Threading the tiniest of beads proved to be quite challenging at times, however the children involved concentrated hard with the task at hand. Carefully the beads where picked up using the pincer grip hold. This enabled the children to have good control over the beads and wire as they threaded.


"I was making a few ones of the ball on the wire. It's hard but I did it because my Mum told me to do it. I made so many for the tree." (Eirwin)


Threading is great as it fosters fine motor skills which we use in many other areas of life.
 “Fine motor skills involve the small muscles of the hands that enable such functions as writing, grasping small objects, and fastening clothing. Fine motor skills involve strength, precision and dexterity. They affect learning and living skills.” (Villeger)


The wonderment of this activity was very enticing for many children and lots of them returned on numerous occasions to create more wonderful pieces for the branches. The beads and their beauty were also talked about frequently as children discussed which ones they liked and why.



"Hayden doing beads. Hayden doing more and more and big ones." (Hayden)
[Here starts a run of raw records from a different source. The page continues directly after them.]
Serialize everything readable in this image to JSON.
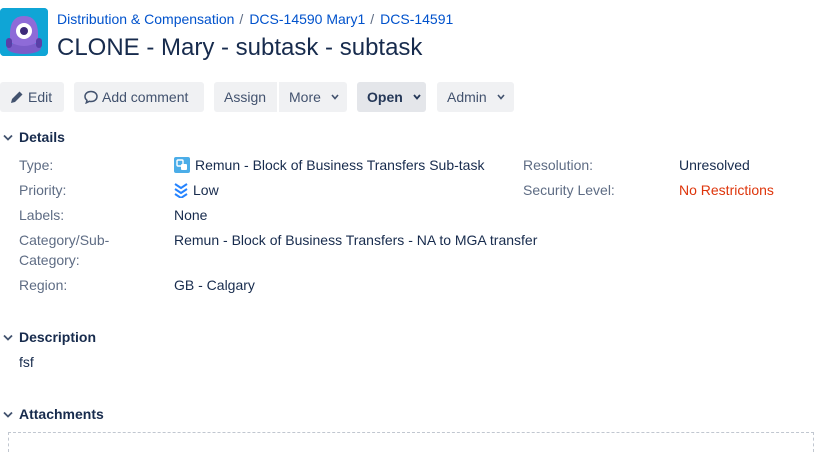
{
  "breadcrumb": {
    "project": "Distribution & Compensation",
    "parent": "DCS-14590 Mary1",
    "issue": "DCS-14591"
  },
  "issue": {
    "title": "CLONE - Mary - subtask - subtask"
  },
  "toolbar": {
    "edit": "Edit",
    "add_comment": "Add comment",
    "assign": "Assign",
    "more": "More",
    "open": "Open",
    "admin": "Admin"
  },
  "details": {
    "header": "Details",
    "type_label": "Type:",
    "type_value": "Remun - Block of Business Transfers Sub-task",
    "priority_label": "Priority:",
    "priority_value": "Low",
    "labels_label": "Labels:",
    "labels_value": "None",
    "category_label_1": "Category/Sub-",
    "category_label_2": "Category:",
    "category_value": "Remun - Block of Business Transfers - NA to MGA transfer",
    "region_label": "Region:",
    "region_value": "GB - Calgary",
    "resolution_label": "Resolution:",
    "resolution_value": "Unresolved",
    "security_label": "Security Level:",
    "security_value": "No Restrictions"
  },
  "description": {
    "header": "Description",
    "text": "fsf"
  },
  "attachments": {
    "header": "Attachments"
  },
  "icons": {
    "avatar": "robot-avatar-icon",
    "edit": "pencil-icon",
    "comment": "comment-bubble-icon",
    "dropdown": "chevron-down-icon",
    "type": "subtask-icon",
    "priority": "priority-low-icon",
    "twisty": "chevron-down-icon"
  },
  "colors": {
    "link": "#0052cc",
    "danger": "#de350b",
    "avatar_bg": "#0fa5d6",
    "priority_low": "#2684ff"
  }
}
"I was using something to make something. I was using beads and wire and I like using these because I do. I tried to get the wire and put the bead on them. I could see one little bead. I put it on carefully. You have to be careful with tiny beads because you might drop it and lose it and I'd have to find another one." (Sahara)
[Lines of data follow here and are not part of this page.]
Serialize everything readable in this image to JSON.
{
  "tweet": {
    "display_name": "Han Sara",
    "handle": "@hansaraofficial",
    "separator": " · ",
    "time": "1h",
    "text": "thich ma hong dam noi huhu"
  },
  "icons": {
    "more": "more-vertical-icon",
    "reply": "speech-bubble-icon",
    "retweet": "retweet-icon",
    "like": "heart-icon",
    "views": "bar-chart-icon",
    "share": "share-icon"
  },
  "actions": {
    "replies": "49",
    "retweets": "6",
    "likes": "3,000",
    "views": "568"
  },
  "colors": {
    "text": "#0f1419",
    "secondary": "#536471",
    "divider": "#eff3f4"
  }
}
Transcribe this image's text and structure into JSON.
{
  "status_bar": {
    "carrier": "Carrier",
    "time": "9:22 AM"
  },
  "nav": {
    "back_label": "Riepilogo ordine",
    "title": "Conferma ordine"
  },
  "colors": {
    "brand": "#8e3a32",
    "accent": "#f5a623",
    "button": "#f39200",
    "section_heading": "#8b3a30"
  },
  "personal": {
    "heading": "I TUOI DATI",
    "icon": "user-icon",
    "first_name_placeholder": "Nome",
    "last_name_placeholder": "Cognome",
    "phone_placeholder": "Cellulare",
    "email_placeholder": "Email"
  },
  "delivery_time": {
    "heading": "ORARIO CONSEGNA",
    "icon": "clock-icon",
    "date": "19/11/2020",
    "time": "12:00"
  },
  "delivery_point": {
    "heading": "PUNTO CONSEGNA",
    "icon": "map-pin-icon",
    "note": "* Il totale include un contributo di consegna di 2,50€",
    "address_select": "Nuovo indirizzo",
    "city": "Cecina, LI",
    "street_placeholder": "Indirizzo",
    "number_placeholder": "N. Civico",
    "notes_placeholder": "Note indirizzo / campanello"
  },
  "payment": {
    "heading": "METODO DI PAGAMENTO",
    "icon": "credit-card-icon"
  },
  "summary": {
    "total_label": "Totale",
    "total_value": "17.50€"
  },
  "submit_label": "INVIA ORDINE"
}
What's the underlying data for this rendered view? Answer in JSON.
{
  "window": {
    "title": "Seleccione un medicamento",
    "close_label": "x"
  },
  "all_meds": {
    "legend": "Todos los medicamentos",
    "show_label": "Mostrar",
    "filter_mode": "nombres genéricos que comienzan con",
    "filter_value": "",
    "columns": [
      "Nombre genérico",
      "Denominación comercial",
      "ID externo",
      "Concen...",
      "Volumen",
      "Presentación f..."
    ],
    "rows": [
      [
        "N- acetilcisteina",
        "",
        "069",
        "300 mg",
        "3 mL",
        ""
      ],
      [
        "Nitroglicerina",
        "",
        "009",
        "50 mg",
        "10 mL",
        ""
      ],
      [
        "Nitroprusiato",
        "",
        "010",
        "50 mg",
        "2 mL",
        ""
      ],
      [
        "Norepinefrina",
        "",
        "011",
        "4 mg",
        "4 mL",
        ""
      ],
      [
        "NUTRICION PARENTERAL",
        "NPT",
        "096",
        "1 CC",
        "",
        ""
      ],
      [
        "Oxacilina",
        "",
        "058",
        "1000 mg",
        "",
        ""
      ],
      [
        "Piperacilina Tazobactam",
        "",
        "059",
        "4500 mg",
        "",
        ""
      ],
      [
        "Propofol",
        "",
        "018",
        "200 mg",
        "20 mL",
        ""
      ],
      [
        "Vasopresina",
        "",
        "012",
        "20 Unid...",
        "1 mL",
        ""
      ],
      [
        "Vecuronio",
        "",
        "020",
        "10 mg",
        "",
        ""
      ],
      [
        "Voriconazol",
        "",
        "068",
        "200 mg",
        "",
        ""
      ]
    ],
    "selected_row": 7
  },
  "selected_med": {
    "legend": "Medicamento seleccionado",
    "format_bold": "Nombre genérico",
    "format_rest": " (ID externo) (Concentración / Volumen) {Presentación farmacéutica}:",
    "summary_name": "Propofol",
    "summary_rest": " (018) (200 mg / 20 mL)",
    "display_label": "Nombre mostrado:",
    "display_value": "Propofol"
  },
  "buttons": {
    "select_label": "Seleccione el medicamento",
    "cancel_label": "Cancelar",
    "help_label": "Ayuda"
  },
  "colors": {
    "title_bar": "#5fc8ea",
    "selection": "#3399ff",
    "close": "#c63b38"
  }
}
The children took their time as they decided where they wanted their beaded creations to go on the tree. There was also a lot of revisiting happening and discussion around which beaded piece was their favourite. It was so lovely seeing everyone admiring it's exquisiteness.


"I was putting beads on the tree. I love all the colours of the beads because they make me happy." (Kate B.)
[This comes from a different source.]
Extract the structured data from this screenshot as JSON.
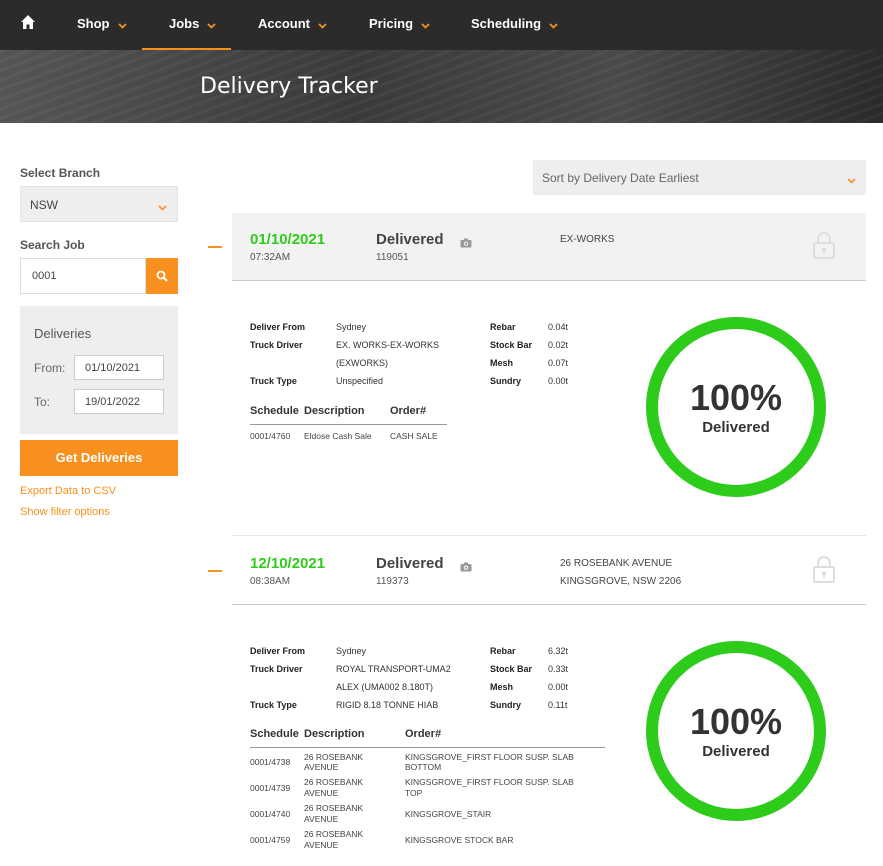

"It was a little bit hard sometimes because the beads were tiny. I liked hanging my beads on the tree." (Jaimee)



The beading tree will now be displayed in Kindergarten. By displaying the children’s great work we are showing you that we value their efforts, which empowers them to keep on creating.


So why do we provide children with beautiful materials?
“To a young child, the world is full of materials to touch, discover, and explore. To find, collect, sort and use materials is to embark on a special kind of adventure.”
(Topal & Gandini)


Zair

8 comments:

Neetz said...

Fantastic stuff! I love how engaged the children seem! What a great idea! ;) - Juanita

Kate - An Everyday Story said...

I utterly adore this provocation. So very inviting and engaging. I know that I couldn't resist it. How wonderful to be greeted with something so beautiful.
I love it.

Helen said...

I love this idea and will definitely use it with my new class of little munchkins! Thank you for sharing this with us:-)

Luka Dobre said...

So wonderful!
I would like to do this activity with my little one (she's 3yo). Where do you get the beads from?. They are beautiful indeed!

Louise said...

This is a truly beautiful activity and one that I replicated at our preschool. I hope you don't mind. We had the same results: a calm area that children flocked to, plenty of conversations, engaged children, improved fine motor control, families donating beads and lots of people joining in making a threading for the tree. There were comments from everyone who entered the preschool on how beautiful the tree was and how it evolved over the week. A great community project. Thank you for sharing such wonderful ideas.

Marie said...

What a great way to give our beading projects a more permanent home. And of course, we can never have enough trees inside!

Helen Cartwright said...

stunning provocation I love the way you are capturing the child's voice.

Michelle José said...

Thank you so much for sharing this experience, very inspiring.